To find which jobs match both field/value pairs, normally you'd do an intersect. But MySQL does not have intersect, so we emulate it with a self-join.
select * from jobs
where job_id in (
select distinct j1.job_id
from job_data j1
inner join job_data j2 on j1.job_id = j2.job_id
where
(j1.field = 'city' and j1.value like '%York%')
and
(j2.field = 'type' and j2.value like '%time%')
)
You don't have to change the table, you can do j1.field = 'city' and (j1.value_xml like '%York%' or j1.value_user like '%York%'), but it makes it so much easier.
Indexing
In MySQL, like '%word%' will not use a simple index. It has to scan each row with a matching field. Simple indexes only work for like 'word%'. Other databases have special indexes for this. I don't know of a solution for MySQL.
At minimum, index field so you can at least find the rows matching field quickly.
create index job_data_field_idx on job_data(field);
Now instead of scanning every row, it will only scan the rows which match the field.
Decide if you really need full wildcard searches. Or do you need to clean up your data before inserting it? If you can get rid of the wildcard indexes, this index will make the search nearly instant.
create index job_data_field_vaue_idx on job_data(value, field);
CodePudding user response:
There's not a lot to that will help when using an unsargable criteria with like '%...', however you are needlessly burning CPU and IO by doing a count(*) for each searched criteria.

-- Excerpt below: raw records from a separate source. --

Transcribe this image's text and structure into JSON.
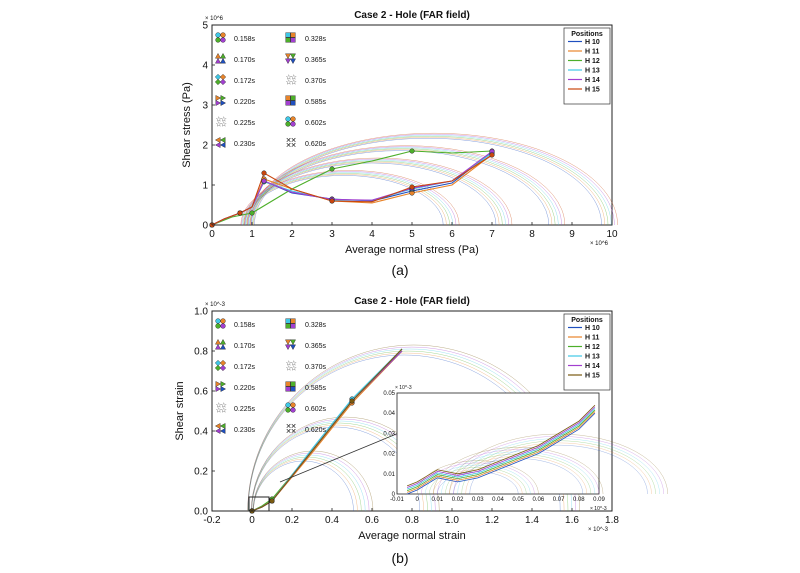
{
  "panels": [
    {
      "id": "a",
      "caption": "(a)",
      "chart_data": {
        "type": "line",
        "title": "Case 2 - Hole (FAR field)",
        "xlabel": "Average normal stress (Pa)",
        "ylabel": "Shear stress (Pa)",
        "xlim": [
          0,
          10
        ],
        "ylim": [
          0,
          5
        ],
        "x_multiplier": "× 10^6",
        "y_multiplier": "× 10^6",
        "x_ticks": [
          "0",
          "1",
          "2",
          "3",
          "4",
          "5",
          "6",
          "7",
          "8",
          "9",
          "10"
        ],
        "y_ticks": [
          "0",
          "1",
          "2",
          "3",
          "4",
          "5"
        ],
        "legend_title": "Positions",
        "series": [
          {
            "name": "H 10",
            "color": "#1f4fbf",
            "x": [
              0,
              0.3,
              0.7,
              1.0,
              1.3,
              2.0,
              3.0,
              4.0,
              5.0,
              6.0,
              7.0
            ],
            "y": [
              0,
              0.15,
              0.3,
              0.45,
              1.1,
              0.8,
              0.65,
              0.6,
              0.85,
              1.05,
              1.82
            ]
          },
          {
            "name": "H 11",
            "color": "#e8842a",
            "x": [
              0,
              0.3,
              0.7,
              1.0,
              1.3,
              2.0,
              3.0,
              4.0,
              5.0,
              6.0,
              7.0
            ],
            "y": [
              0,
              0.15,
              0.3,
              0.45,
              1.15,
              0.9,
              0.6,
              0.55,
              0.8,
              1.0,
              1.76
            ]
          },
          {
            "name": "H 12",
            "color": "#4daf2a",
            "x": [
              0,
              0.5,
              1.0,
              2.0,
              3.0,
              4.0,
              5.0,
              6.0,
              7.0
            ],
            "y": [
              0,
              0.2,
              0.3,
              0.9,
              1.4,
              1.6,
              1.85,
              1.8,
              1.85
            ]
          },
          {
            "name": "H 13",
            "color": "#3fc7e6",
            "x": [
              0,
              0.3,
              0.7,
              1.0,
              1.3,
              2.0,
              3.0,
              4.0,
              5.0,
              6.0,
              7.0
            ],
            "y": [
              0,
              0.15,
              0.3,
              0.45,
              1.08,
              0.85,
              0.62,
              0.62,
              0.9,
              1.1,
              1.8
            ]
          },
          {
            "name": "H 14",
            "color": "#a23fd0",
            "x": [
              0,
              0.3,
              0.7,
              1.0,
              1.3,
              2.0,
              3.0,
              4.0,
              5.0,
              6.0,
              7.0
            ],
            "y": [
              0,
              0.15,
              0.3,
              0.45,
              1.1,
              0.82,
              0.64,
              0.62,
              0.92,
              1.1,
              1.84
            ]
          },
          {
            "name": "H 15",
            "color": "#c9460e",
            "x": [
              0,
              0.3,
              0.7,
              1.0,
              1.3,
              2.0,
              3.0,
              4.0,
              5.0,
              6.0,
              7.0
            ],
            "y": [
              0,
              0.15,
              0.3,
              0.45,
              1.3,
              0.9,
              0.6,
              0.58,
              0.95,
              1.1,
              1.75
            ]
          }
        ],
        "mohr_circles_radii": [
          7,
          6,
          5,
          4
        ],
        "times_left": [
          "0.158s",
          "0.170s",
          "0.172s",
          "0.220s",
          "0.225s",
          "0.230s"
        ],
        "times_right": [
          "0.328s",
          "0.365s",
          "0.370s",
          "0.585s",
          "0.602s",
          "0.620s"
        ]
      }
    },
    {
      "id": "b",
      "caption": "(b)",
      "chart_data": {
        "type": "line",
        "title": "Case 2 - Hole (FAR field)",
        "xlabel": "Average normal strain",
        "ylabel": "Shear strain",
        "xlim": [
          -0.2,
          1.8
        ],
        "ylim": [
          0,
          1.0
        ],
        "x_multiplier": "× 10^-3",
        "y_multiplier": "× 10^-3",
        "x_ticks": [
          "-0.2",
          "0",
          "0.2",
          "0.4",
          "0.6",
          "0.8",
          "1.0",
          "1.2",
          "1.4",
          "1.6",
          "1.8"
        ],
        "y_ticks": [
          "0.0",
          "0.2",
          "0.4",
          "0.6",
          "0.8",
          "1.0"
        ],
        "legend_title": "Positions",
        "series": [
          {
            "name": "H 10",
            "color": "#1f4fbf",
            "x": [
              0,
              0.05,
              0.1,
              0.3,
              0.5,
              0.75
            ],
            "y": [
              0,
              0.02,
              0.05,
              0.3,
              0.55,
              0.81
            ]
          },
          {
            "name": "H 11",
            "color": "#e8842a",
            "x": [
              0,
              0.05,
              0.1,
              0.3,
              0.5,
              0.75
            ],
            "y": [
              0,
              0.02,
              0.05,
              0.29,
              0.54,
              0.8
            ]
          },
          {
            "name": "H 12",
            "color": "#4daf2a",
            "x": [
              0,
              0.05,
              0.1,
              0.3,
              0.5,
              0.75
            ],
            "y": [
              0,
              0.025,
              0.06,
              0.3,
              0.55,
              0.8
            ]
          },
          {
            "name": "H 13",
            "color": "#3fc7e6",
            "x": [
              0,
              0.05,
              0.1,
              0.3,
              0.5,
              0.75
            ],
            "y": [
              0,
              0.02,
              0.05,
              0.31,
              0.56,
              0.81
            ]
          },
          {
            "name": "H 14",
            "color": "#a23fd0",
            "x": [
              0,
              0.05,
              0.1,
              0.3,
              0.5,
              0.75
            ],
            "y": [
              0,
              0.02,
              0.05,
              0.3,
              0.55,
              0.8
            ]
          },
          {
            "name": "H 15",
            "color": "#7a5a10",
            "x": [
              0,
              0.05,
              0.1,
              0.3,
              0.5,
              0.75
            ],
            "y": [
              0,
              0.02,
              0.05,
              0.3,
              0.55,
              0.81
            ]
          }
        ],
        "inset": {
          "x_ticks": [
            "-0.01",
            "0",
            "0.01",
            "0.02",
            "0.03",
            "0.04",
            "0.05",
            "0.06",
            "0.07",
            "0.08",
            "0.09"
          ],
          "y_ticks": [
            "0",
            "0.01",
            "0.02",
            "0.03",
            "0.04",
            "0.05"
          ],
          "x_multiplier": "× 10^-3",
          "y_multiplier": "× 10^-3",
          "xlim": [
            -0.01,
            0.09
          ],
          "ylim": [
            0,
            0.05
          ]
        },
        "times_left": [
          "0.158s",
          "0.170s",
          "0.172s",
          "0.220s",
          "0.225s",
          "0.230s"
        ],
        "times_right": [
          "0.328s",
          "0.365s",
          "0.370s",
          "0.585s",
          "0.602s",
          "0.620s"
        ]
      }
    }
  ],
  "legend_entries": [
    "H 10",
    "H 11",
    "H 12",
    "H 13",
    "H 14",
    "H 15"
  ],
  "legend_colors": [
    "#1f4fbf",
    "#e8842a",
    "#4daf2a",
    "#3fc7e6",
    "#a23fd0",
    "#c9460e"
  ],
  "legend_colors_b": [
    "#1f4fbf",
    "#e8842a",
    "#4daf2a",
    "#3fc7e6",
    "#a23fd0",
    "#7a5a10"
  ],
  "legend_title": "Positions"
}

It's possible the optimizer could spot this and optimize it internally as an exists operation, but it's always preferable to be explicit
select *
from jobs j
where exists (
select 1 job_data d
where d.job_id = j.id
and d.field = "city" and (d.value_xml like "%Martinhaven%" or d.value_user like "%Martinhaven%")
)
With an entity-attribute model it would be more efficient if all the values were in the same column. That might be too much of a change to be implemented initially so you should also try multiple criteria to check each column separately rather than using or. This would be most beneficial with an index for each (on field, Value_xml and field, value_user).
select *
from jobs j
where exists (select 1 job_data d where d.job_id = j.id and d.field = "city" and d.value_xml like "%Martinhaven%")
union
select *
from jobs j
where exists (select 1 job_data d where d.job_id = j.id and d.field = "city" and d.value_user like "%Martinhaven%")
You might find this yields better performance since each could use an index to seek to just the city rows and then scan just until there is a match; at best it can exist almost immediately, at worst it's no worse than the existing table scan.
CodePudding user response:
Partial solution:
Instead of
( SELECT COUNT(*) ... ) > 0 )
write
EXISTS ( SELECT 1 ... )
The latter will stop scanning when the first occurrence is found. (The former has to look at the entire table.)
The real villains are
OR-- which does not optimize wellLIKE '%...'-- the 'leading wildcard' prevents use of any index.
Please provide SHOW CREATE TABLE so we can see what indexes exist.